The best way to protect a device against malware is ensuring that it has an up-to-date OS.
When Windows RT came out, I purchased an ASUS Vivo Tab RT as it was released in Australia before the first generation Surface RT was. I later acquired a Surface RT and in the last week acquired my third Windows RT device, the Nokia 2520. Unsurprisingly all of these devices are running the same updated version of Windows 8.1 RT.
I have several Windows Phones. I apply OS updates as they become available. My Lumia 920 (purchased 18 months ago) is running Windows Phone OS 8.0.105, as is my brand new Lumia 1520. The iOS devices I purchased over the last few years are similarly all running Apple’s latest OS.
And then I get to my Android devices. I have two of them. An ASUS Transformer Pad Infinity (TF700T) and a second generation Nexus 7. I got the ASUS Transformer Infinity in mid 2012 and the Nexus 7 about Mid 2013.
- The Nexus 7 is running Android 4.4.2 (KitKat)
- The Infinity is running Android 4.2.1 (Middle version of Jelly Bean, pre Jelly bean 4.3 released in July 2013)
The Infinity isn’t a bargain basement Android tablet and ASUS is a reputable manufacturer. My TF700T is the version that has the 1920x1080 display, so isn’t the first version of the ASUS Transformer. The version I have was only superseded in the last six months by a new model with an even higher resolution display.
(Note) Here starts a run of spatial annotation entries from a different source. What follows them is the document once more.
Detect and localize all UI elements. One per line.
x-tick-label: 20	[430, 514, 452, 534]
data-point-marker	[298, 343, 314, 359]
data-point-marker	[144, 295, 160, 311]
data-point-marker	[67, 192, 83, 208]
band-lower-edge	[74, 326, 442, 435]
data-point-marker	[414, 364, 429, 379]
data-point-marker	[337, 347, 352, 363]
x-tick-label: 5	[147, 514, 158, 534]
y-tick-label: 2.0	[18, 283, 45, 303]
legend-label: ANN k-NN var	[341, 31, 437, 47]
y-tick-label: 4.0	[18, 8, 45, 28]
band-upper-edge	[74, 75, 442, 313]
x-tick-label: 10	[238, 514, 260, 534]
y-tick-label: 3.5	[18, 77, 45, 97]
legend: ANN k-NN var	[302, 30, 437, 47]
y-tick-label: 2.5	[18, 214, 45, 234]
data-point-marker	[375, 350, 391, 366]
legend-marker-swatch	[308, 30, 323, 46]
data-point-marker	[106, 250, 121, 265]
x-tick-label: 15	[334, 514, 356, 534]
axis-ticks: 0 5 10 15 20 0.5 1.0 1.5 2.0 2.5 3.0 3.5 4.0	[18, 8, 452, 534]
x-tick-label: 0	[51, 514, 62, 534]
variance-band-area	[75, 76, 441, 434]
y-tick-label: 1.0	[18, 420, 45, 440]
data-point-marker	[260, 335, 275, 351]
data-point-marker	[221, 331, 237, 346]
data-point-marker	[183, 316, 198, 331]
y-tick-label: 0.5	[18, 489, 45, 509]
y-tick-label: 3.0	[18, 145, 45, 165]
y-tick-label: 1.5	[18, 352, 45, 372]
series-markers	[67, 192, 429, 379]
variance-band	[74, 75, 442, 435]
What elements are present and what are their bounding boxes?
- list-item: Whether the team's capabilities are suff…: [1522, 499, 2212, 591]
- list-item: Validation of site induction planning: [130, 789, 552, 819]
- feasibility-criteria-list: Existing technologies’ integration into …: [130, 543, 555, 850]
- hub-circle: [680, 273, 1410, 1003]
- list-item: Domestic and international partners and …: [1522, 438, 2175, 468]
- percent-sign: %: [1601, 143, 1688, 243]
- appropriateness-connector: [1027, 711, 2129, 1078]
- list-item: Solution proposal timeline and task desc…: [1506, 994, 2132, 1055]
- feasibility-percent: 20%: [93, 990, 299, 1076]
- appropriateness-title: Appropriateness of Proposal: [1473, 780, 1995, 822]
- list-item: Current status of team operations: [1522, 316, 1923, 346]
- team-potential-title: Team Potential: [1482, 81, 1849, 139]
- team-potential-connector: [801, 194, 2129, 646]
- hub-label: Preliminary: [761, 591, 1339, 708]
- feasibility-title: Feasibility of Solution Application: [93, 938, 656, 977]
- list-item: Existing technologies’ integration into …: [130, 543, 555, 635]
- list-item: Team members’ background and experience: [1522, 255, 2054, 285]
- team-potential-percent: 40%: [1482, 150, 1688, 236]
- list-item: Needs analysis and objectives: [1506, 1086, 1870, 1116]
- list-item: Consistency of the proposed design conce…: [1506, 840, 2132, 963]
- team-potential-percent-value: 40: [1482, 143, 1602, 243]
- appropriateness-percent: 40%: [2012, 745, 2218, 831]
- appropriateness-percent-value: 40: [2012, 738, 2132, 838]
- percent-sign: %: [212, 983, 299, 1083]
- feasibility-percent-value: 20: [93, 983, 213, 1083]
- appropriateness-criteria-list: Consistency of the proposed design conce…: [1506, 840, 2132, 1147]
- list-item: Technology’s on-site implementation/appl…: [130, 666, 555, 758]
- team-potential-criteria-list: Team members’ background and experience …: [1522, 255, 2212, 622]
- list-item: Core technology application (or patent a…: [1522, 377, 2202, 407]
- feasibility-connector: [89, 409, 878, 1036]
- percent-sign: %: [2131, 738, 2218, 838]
But the version of Android it is running is 2 major and a couple of minor versions behind. The Windows RT contemporary – no longer made because ASUS determined that the market wasn’t there for non-Microsoft Windows RT devices – is up to date. The premium ASUS Android tablet from 18 months ago is not.
It’s entirely possible to update the Infinity manually to a more recent version of Android if you manually update using Cyanogen Mod. Needless to say this isn’t supported by the manufacturer.
Recent data indicates that only 2.5% of Android devices are running the most recent 4.4 version. In contrast, 74% of iOS users are using the most recent version of the mobile operating system.
The issue I’m trying to get at is that as more people start using Android devices to perform work related tasks, it becomes increasingly critical that those devices are able to be secured. Google, like Microsoft and Apple, is constantly working on securing its mobile operating system. Unless those updates are pushed down to existing devices in a timely manner, they won’t be as secure as they might possibly be. There are stats around that suggest that the number of mobile phones and tablets in use either has or will soon outnumber desktop computers. Microsoft and Apple can push out updates quickly that reach the majority of their users when a serious security issue is discovered. Google can similarly create an update, but is at the mercy of vendors in terms of it ever reaching end user devices.
At some point this model has to change and updates to Android need to go out to the majority of compatible devices within short window after release, just as updates go out to computers running Windows or mobile devices running iOS. When hardware vendors are left to deploy updates, they lose interest soon after the next model becomes available. As people continue to use new devices for a couple of years after purchase, it’s reasonable to expect that the devices will have the most recent software updates automatically applied within that time frame.